Communicating with other colleagues from different countries was required for us to re-confirm that all of this is really happening globally, to be able to face it and feel better about our non-activity. It also helped with not falling into a panic, but instead focus our attention inwards, away from our usual working routine.
Some professionals working in this business welcomed the opportunity to go on holidays with their families for the first time in years, as they didn’t have a festival to organize. Have you come across these kinds of examples, which suggest that, for some, Covid might have led to a positive realization?
Yes, whether it’s people going on a vacation or renovating their homes or committing to tasks they were not into doing before.
I do have a positive outlook, as well, but the truth is, I don’t know how long it will last, or how I’m going to transform it. I just know that I invest in it every day. The uncertainty is a killer, though. I’m trying to find long-term solutions for a situation that changes almost daily.
What helps you stay positive?
I started working out since day one [of the lockdown]. That is something I have never done before. Now, I sometimes do it two times a day, and I believe it produces 80% of my positive energy. The discipline is incredibly similar to the one you need to succeed in this industry.
What’s challenged you personally the most?
The biggest change for me personally is that I haven`t traveled more than 100 kilometers in months. Airports, hotel rooms, streets, are and always will be my biggest inspiration, for my work, and my well-being.
We usually maintain a crazy tempo, working at same time as promoters, agents, managers, and sometimes parents, for our artists.
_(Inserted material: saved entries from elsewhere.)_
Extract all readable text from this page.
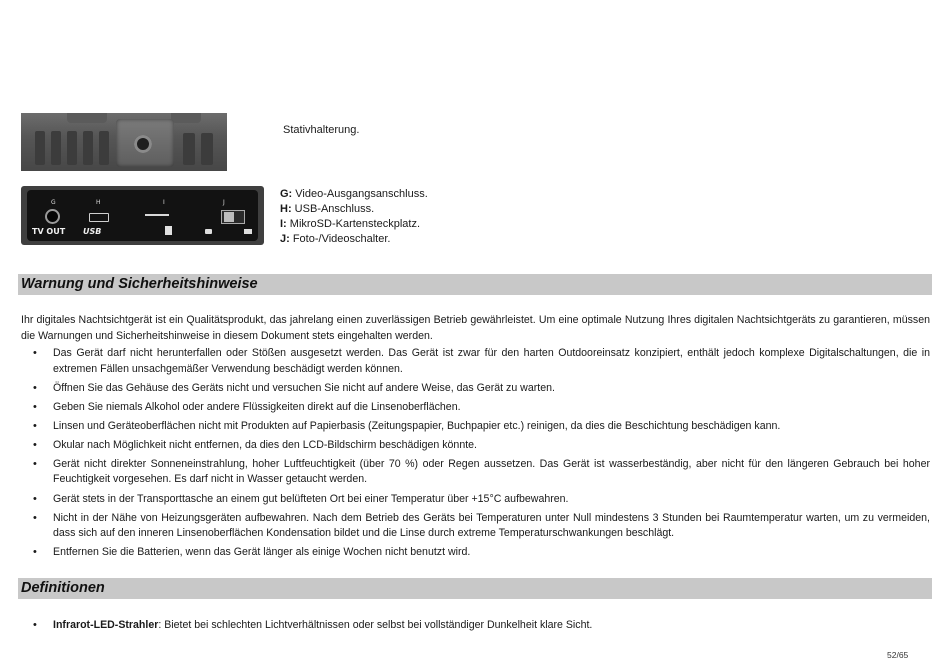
Stativhalterung.

G	H	I	J
TV OUT USB

G: Video-Ausgangsanschluss.

H: USB-Anschluss.

I: MikroSD-Kartensteckplatz.

J: Foto-/Videoschalter.

Warnung und Sicherheitshinweise
Ihr digitales Nachtsichtgerät ist ein Qualitätsprodukt, das jahrelang einen zuverlässigen Betrieb gewährleistet. Um eine optimale Nutzung Ihres digitalen Nachtsichtgeräts zu garantieren, müssen die Warnungen und Sicherheitshinweise in diesem Dokument stets eingehalten werden.
• Das Gerät darf nicht herunterfallen oder Stößen ausgesetzt werden. Das Gerät ist zwar für den harten Outdooreinsatz konzipiert, enthält jedoch komplexe Digitalschaltungen, die in extremen Fällen unsachgemäßer Verwendung beschädigt werden können.
• Öffnen Sie das Gehäuse des Geräts nicht und versuchen Sie nicht auf andere Weise, das Gerät zu warten.
• Geben Sie niemals Alkohol oder andere Flüssigkeiten direkt auf die Linsenoberflächen.
• Linsen und Geräteoberflächen nicht mit Produkten auf Papierbasis (Zeitungspapier, Buchpapier etc.) reinigen, da dies die Beschichtung beschädigen kann.
• Okular nach Möglichkeit nicht entfernen, da dies den LCD-Bildschirm beschädigen könnte.
• Gerät nicht direkter Sonneneinstrahlung, hoher Luftfeuchtigkeit (über 70 %) oder Regen aussetzen. Das Gerät ist wasserbeständig, aber nicht für den längeren Gebrauch bei hoher Feuchtigkeit vorgesehen. Es darf nicht in Wasser getaucht werden.
• Gerät stets in der Transporttasche an einem gut belüfteten Ort bei einer Temperatur über +15°C aufbewahren.
• Nicht in der Nähe von Heizungsgeräten aufbewahren. Nach dem Betrieb des Geräts bei Temperaturen unter Null mindestens 3 Stunden bei Raumtemperatur warten, um zu vermeiden, dass sich auf den inneren Linsenoberflächen Kondensation bildet und die Linse durch extreme Temperaturschwankungen beschlägt.
• Entfernen Sie die Batterien, wenn das Gerät länger als einige Wochen nicht benutzt wird.
Definitionen
• Infrarot-LED-Strahler: Bietet bei schlechten Lichtverhältnissen oder selbst bei vollständiger Dunkelheit klare Sicht.
52/65
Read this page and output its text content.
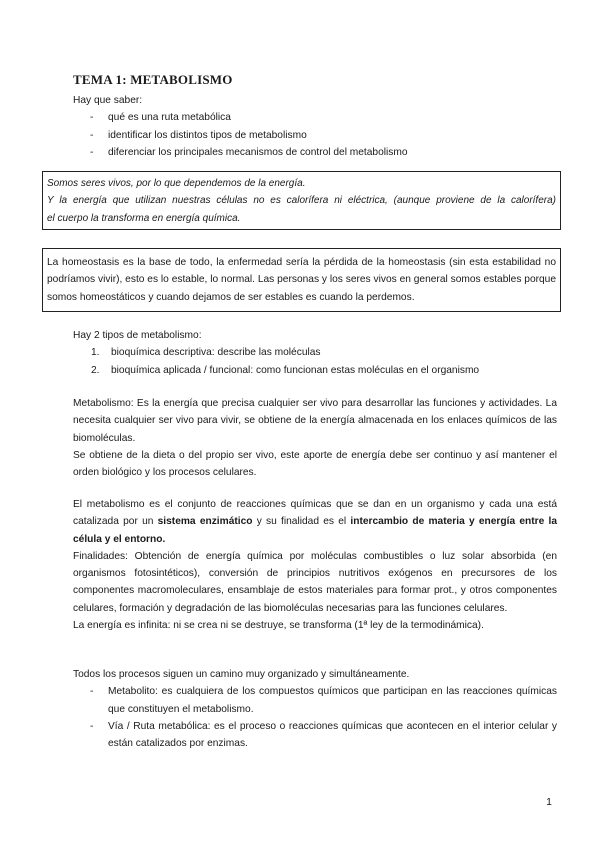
TEMA 1: METABOLISMO
Hay que saber:
- qué es una ruta metabólica
- identificar los distintos tipos de metabolismo
- diferenciar los principales mecanismos de control del metabolismo
Somos seres vivos, por lo que dependemos de la energía.
Y la energía que utilizan nuestras células no es calorífera ni eléctrica, (aunque proviene de la calorífera)
el cuerpo la transforma en energía química.
La homeostasis es la base de todo, la enfermedad sería la pérdida de la homeostasis (sin esta estabilidad no podríamos vivir), esto es lo estable, lo normal. Las personas y los seres vivos en general somos estables porque somos homeostáticos y cuando dejamos de ser estables es cuando la perdemos.
Hay 2 tipos de metabolismo:
1. bioquímica descriptiva: describe las moléculas
2. bioquímica aplicada / funcional: como funcionan estas moléculas en el organismo
Metabolismo: Es la energía que precisa cualquier ser vivo para desarrollar las funciones y actividades. La necesita cualquier ser vivo para vivir, se obtiene de la energía almacenada en los enlaces químicos de las biomoléculas.
Se obtiene de la dieta o del propio ser vivo, este aporte de energía debe ser continuo y así mantener el orden biológico y los procesos celulares.
El metabolismo es el conjunto de reacciones químicas que se dan en un organismo y cada una está catalizada por un sistema enzimático y su finalidad es el intercambio de materia y energía entre la célula y el entorno.
Finalidades: Obtención de energía química por moléculas combustibles o luz solar absorbida (en organismos fotosintéticos), conversión de principios nutritivos exógenos en precursores de los componentes macromoleculares, ensamblaje de estos materiales para formar prot., y otros componentes celulares, formación y degradación de las biomoléculas necesarias para las funciones celulares.
La energía es infinita: ni se crea ni se destruye, se transforma (1ª ley de la termodinámica).
Todos los procesos siguen un camino muy organizado y simultáneamente.
- Metabolito: es cualquiera de los compuestos químicos que participan en las reacciones químicas que constituyen el metabolismo.
- Vía / Ruta metabólica: es el proceso o reacciones químicas que acontecen en el interior celular y están catalizados por enzimas.
1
We’re educators, designers, concept developers all in one. Excluding all of that from your daily routine changes you, obviously.
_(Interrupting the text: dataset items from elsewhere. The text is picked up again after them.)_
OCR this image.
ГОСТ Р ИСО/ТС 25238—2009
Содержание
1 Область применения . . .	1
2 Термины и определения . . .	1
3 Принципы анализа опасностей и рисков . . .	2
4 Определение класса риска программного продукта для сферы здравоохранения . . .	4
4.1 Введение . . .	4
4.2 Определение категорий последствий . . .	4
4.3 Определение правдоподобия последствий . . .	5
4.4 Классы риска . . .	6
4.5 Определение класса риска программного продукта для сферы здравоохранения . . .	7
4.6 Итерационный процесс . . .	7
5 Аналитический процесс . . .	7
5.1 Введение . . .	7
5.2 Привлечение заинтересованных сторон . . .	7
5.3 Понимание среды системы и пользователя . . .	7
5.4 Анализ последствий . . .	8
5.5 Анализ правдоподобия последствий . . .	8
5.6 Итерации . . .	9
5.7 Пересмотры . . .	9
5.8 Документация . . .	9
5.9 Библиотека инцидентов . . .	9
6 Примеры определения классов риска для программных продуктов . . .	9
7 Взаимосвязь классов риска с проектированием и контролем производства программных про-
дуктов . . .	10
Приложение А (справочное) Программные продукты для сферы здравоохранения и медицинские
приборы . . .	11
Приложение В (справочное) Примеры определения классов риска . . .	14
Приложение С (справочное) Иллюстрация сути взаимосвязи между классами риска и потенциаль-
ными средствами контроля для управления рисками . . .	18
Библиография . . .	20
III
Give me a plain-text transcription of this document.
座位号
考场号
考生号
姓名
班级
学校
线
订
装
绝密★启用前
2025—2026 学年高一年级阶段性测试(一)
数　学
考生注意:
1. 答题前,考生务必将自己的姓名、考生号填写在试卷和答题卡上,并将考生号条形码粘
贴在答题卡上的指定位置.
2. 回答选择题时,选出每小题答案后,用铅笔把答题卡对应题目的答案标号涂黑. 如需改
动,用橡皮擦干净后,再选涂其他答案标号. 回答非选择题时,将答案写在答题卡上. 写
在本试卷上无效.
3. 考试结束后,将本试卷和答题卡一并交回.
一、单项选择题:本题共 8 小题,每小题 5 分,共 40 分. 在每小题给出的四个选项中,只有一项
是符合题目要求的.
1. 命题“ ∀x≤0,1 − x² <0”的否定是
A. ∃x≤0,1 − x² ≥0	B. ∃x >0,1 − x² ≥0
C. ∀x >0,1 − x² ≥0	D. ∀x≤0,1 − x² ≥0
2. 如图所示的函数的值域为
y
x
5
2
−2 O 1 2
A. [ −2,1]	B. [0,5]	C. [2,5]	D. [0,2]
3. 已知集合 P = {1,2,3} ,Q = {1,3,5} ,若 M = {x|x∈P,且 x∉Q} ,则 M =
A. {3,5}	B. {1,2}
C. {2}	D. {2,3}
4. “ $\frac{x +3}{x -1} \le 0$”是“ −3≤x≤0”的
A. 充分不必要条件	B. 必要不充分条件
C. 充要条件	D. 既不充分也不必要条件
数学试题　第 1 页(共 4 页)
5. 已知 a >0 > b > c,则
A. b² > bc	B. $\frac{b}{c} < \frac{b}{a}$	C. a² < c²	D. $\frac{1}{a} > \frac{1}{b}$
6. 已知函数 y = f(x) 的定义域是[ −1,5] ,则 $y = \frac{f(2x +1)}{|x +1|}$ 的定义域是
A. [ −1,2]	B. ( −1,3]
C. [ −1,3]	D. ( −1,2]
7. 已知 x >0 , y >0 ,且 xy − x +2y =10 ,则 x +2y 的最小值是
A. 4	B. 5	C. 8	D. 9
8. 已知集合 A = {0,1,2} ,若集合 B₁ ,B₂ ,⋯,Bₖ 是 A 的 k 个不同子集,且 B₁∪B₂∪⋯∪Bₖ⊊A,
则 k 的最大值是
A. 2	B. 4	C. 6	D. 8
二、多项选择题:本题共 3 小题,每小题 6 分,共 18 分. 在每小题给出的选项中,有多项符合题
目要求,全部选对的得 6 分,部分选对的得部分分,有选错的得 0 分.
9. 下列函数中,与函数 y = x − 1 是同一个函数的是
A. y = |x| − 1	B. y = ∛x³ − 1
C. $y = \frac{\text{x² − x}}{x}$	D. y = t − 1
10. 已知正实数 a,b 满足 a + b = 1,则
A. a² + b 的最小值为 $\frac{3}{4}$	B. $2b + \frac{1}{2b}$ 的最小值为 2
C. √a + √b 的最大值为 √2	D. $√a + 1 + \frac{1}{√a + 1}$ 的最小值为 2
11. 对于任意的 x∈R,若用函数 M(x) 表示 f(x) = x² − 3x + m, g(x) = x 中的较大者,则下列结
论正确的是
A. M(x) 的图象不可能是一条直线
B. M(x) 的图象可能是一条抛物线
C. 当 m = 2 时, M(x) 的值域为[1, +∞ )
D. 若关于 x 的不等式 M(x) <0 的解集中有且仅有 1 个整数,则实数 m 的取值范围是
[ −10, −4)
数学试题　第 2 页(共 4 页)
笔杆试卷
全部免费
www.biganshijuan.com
What do you make of all of these claims that the virus “has brought us closer together,” “together at home,” or that it somehow connected us more?
To be perfectly honest, I don`t think it has brought us closer together, but I do believe it connected the people who personally grew through this lockdown. Those who adapted through the process and adopted a new routine – somehow these people found each other, felt each other and developed a new social life together.
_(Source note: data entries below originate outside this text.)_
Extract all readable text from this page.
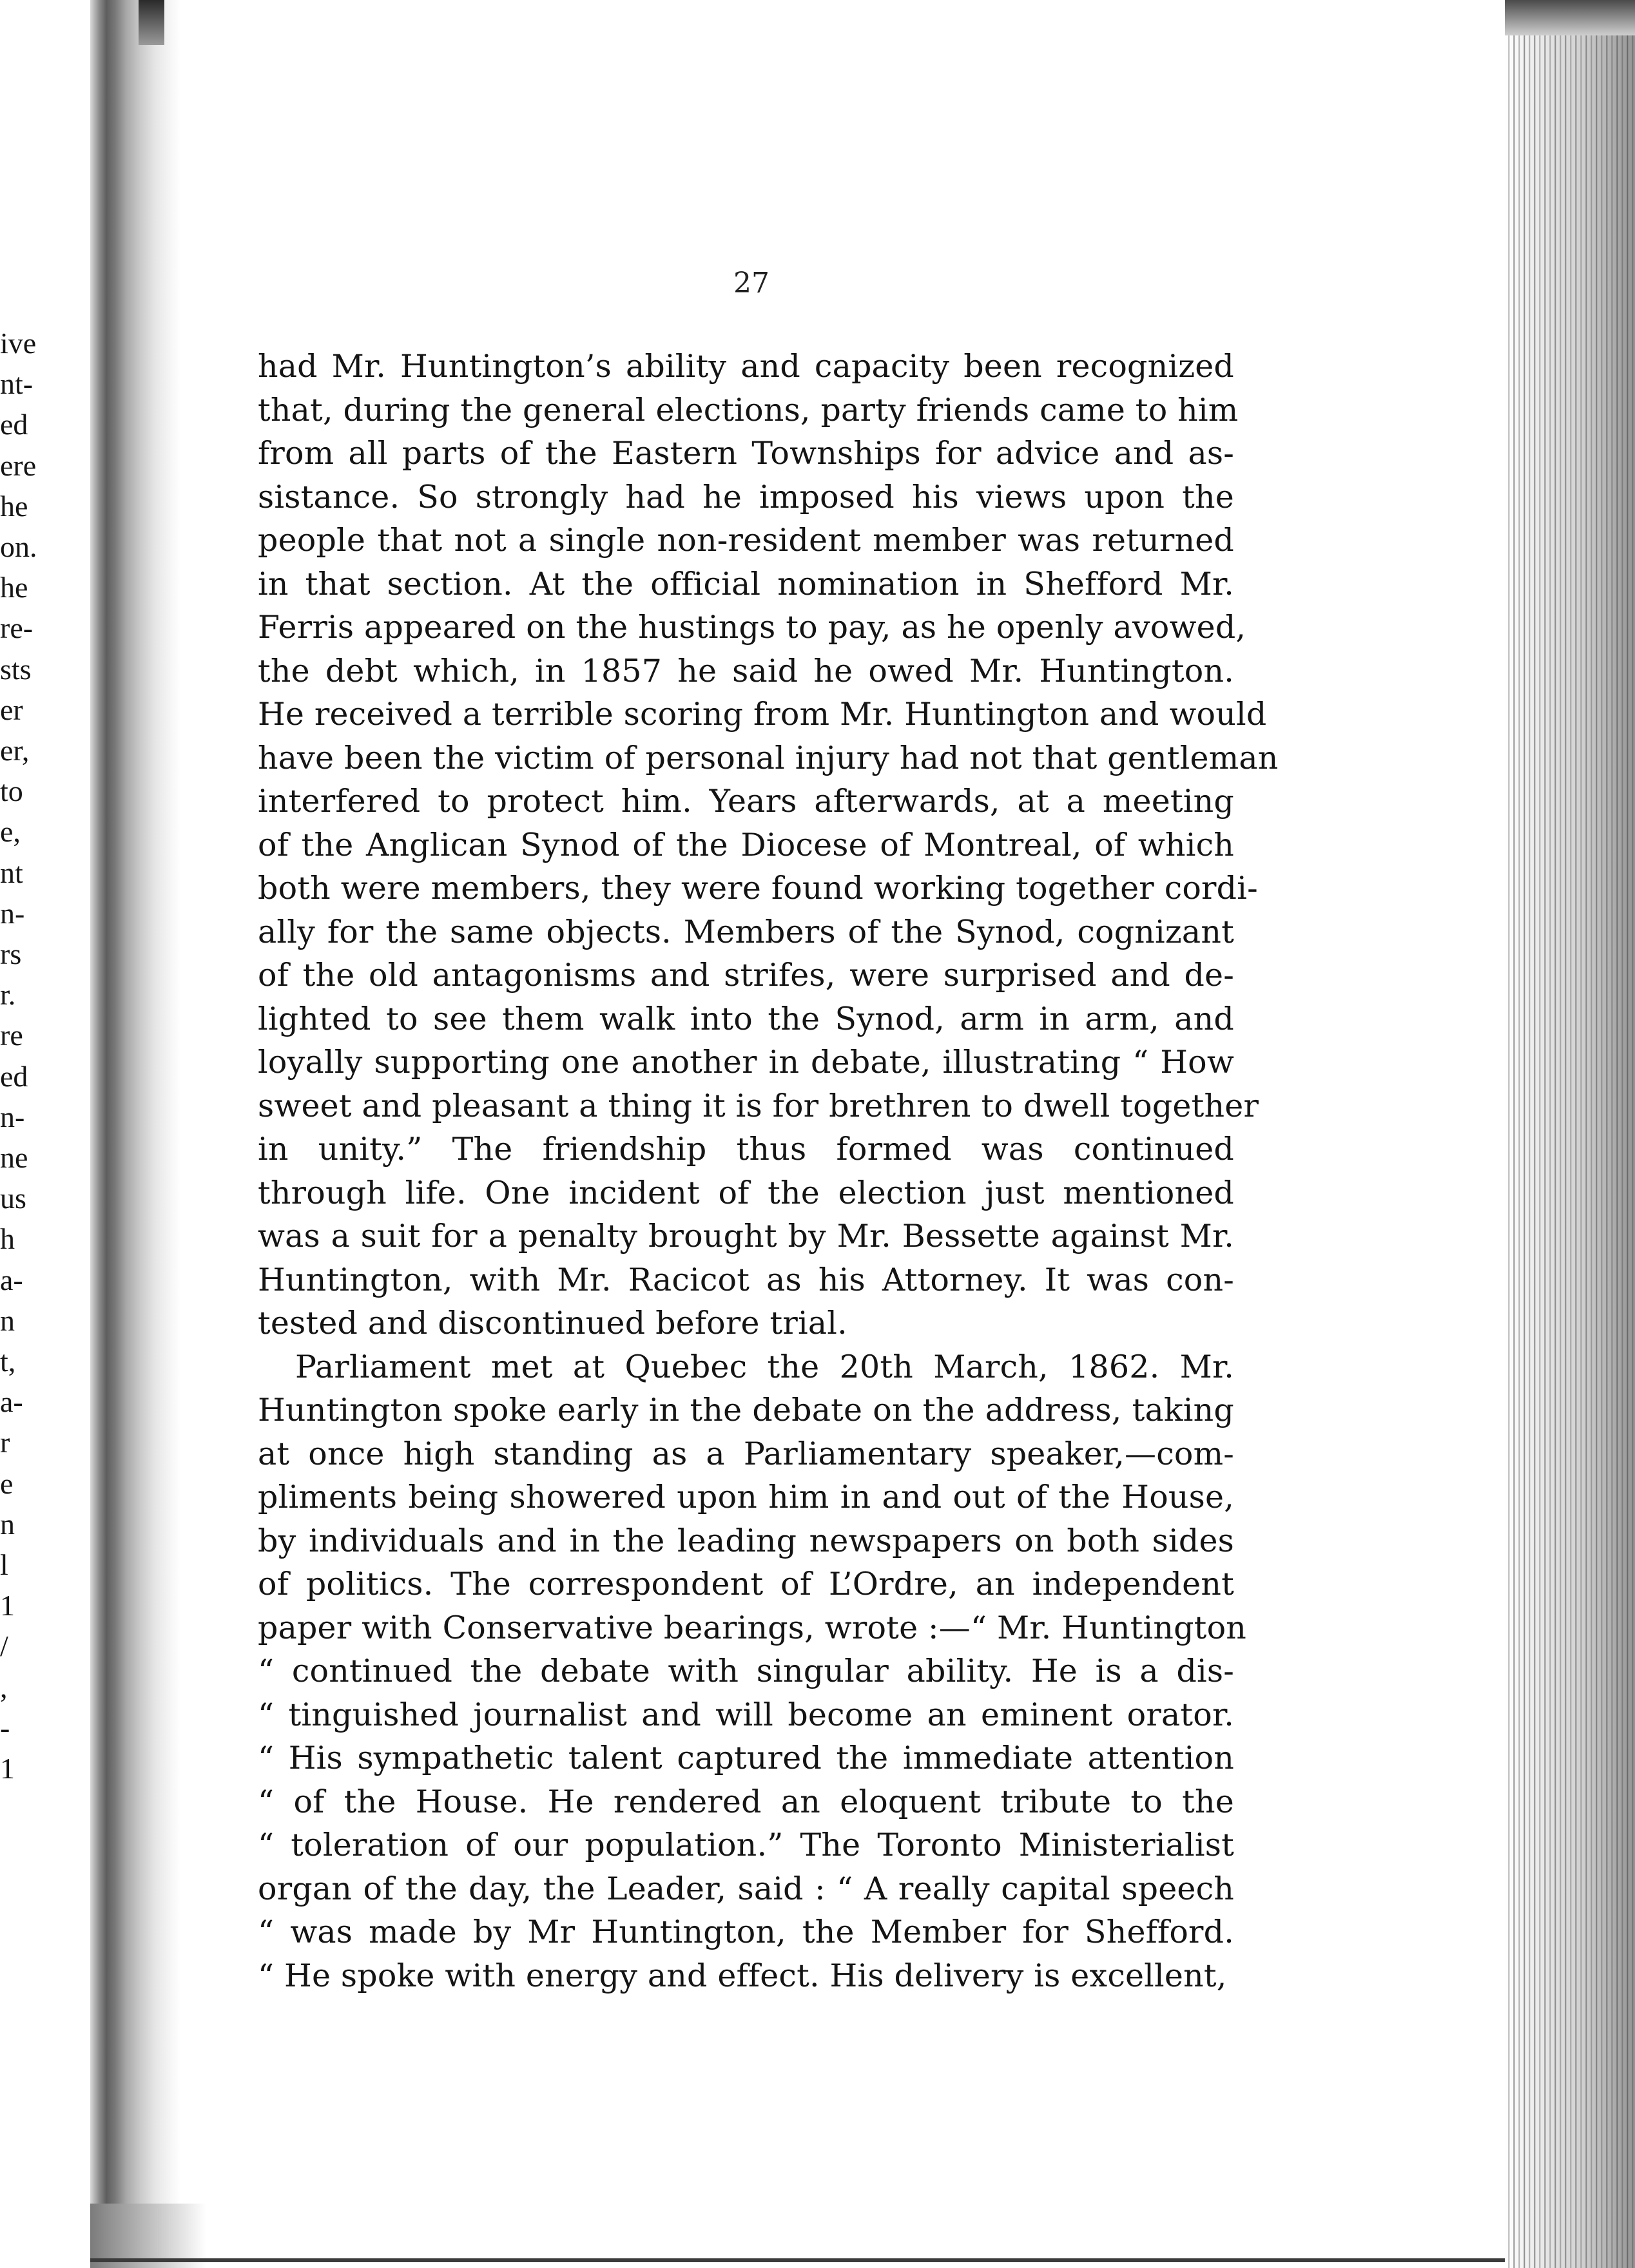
ive
nt-
ed
ere
he
on.
he
re-
sts
er
er,
to
e,
nt
n-
rs
r.
re
ed
n-
ne
us
h
a-
n
t,
a-
r
e
n
l
1
/
,
-
1
27
had Mr. Huntington’s ability and capacity been recognized
that, during the general elections, party friends came to him
from all parts of the Eastern Townships for advice and as-
sistance. So strongly had he imposed his views upon the
people that not a single non-resident member was returned
in that section. At the official nomination in Shefford Mr.
Ferris appeared on the hustings to pay, as he openly avowed,
the debt which, in 1857 he said he owed Mr. Huntington.
He received a terrible scoring from Mr. Huntington and would
have been the victim of personal injury had not that gentleman
interfered to protect him. Years afterwards, at a meeting
of the Anglican Synod of the Diocese of Montreal, of which
both were members, they were found working together cordi-
ally for the same objects. Members of the Synod, cognizant
of the old antagonisms and strifes, were surprised and de-
lighted to see them walk into the Synod, arm in arm, and
loyally supporting one another in debate, illustrating “ How
sweet and pleasant a thing it is for brethren to dwell together
in unity.” The friendship thus formed was continued
through life. One incident of the election just mentioned
was a suit for a penalty brought by Mr. Bessette against Mr.
Huntington, with Mr. Racicot as his Attorney. It was con-
tested and discontinued before trial.
Parliament met at Quebec the 20th March, 1862. Mr.
Huntington spoke early in the debate on the address, taking
at once high standing as a Parliamentary speaker,—com-
pliments being showered upon him in and out of the House,
by individuals and in the leading newspapers on both sides
of politics. The correspondent of L’Ordre, an independent
paper with Conservative bearings, wrote :—“ Mr. Huntington
“ continued the debate with singular ability. He is a dis-
“ tinguished journalist and will become an eminent orator.
“ His sympathetic talent captured the immediate attention
“ of the House. He rendered an eloquent tribute to the
“ toleration of our population.” The Toronto Ministerialist
organ of the day, the Leader, said : “ A really capital speech
“ was made by Mr Huntington, the Member for Shefford.
“ He spoke with energy and effect. His delivery is excellent,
I believe that the time spent without the usual pressures, without the seeking of acknowledgment and without having to prove yourself to others, was replaced by an exploration of what time means to us. Once the world stopped, research into our own minds moved up the priority list, and, for some, it was high time to redefine priorities.
Does this crisis affect workaholics in particular?
I do believe the effect on workaholics is different. They adapt, they shift from one obsession to another quickly and immediately, at least I did.
The day the lockdown and policed curfews were announced, I already had a plan for what I will do and how will I redesign my days. Not fully fleshed out yet, but I was open to change.
At first, I was waiting for a genius idea to land in my head so I could be of help to the industry, which made me feel some weird form of guilt at first. I wanted to justify my role and mission in this business, to justify my love for it.
But I realized that I’m a part of it and I`m not going anywhere, no matter the obstacles. My new routine is designed to better myself, and for that better self to deal with the music industry when it returns again.
What will be the most important factors for professionals not to lose their minds over this crisis?
Acceptance. Adaptation. And learning one of the hardest lessons: that you don’t have control over what will happen with the world tomorrow or anytime in the future. Whoever hadn’t learned that yet, now had to.
It’s the nature of our work, that we find it very hard to face a situation where we`re not solving a problem with a decision, where things don`t depend on us. Now we are clear about that.
I hope that most of us will realize that this time hasn’t been lost at all. We will be far more ready, more adaptable, simply more intelligent.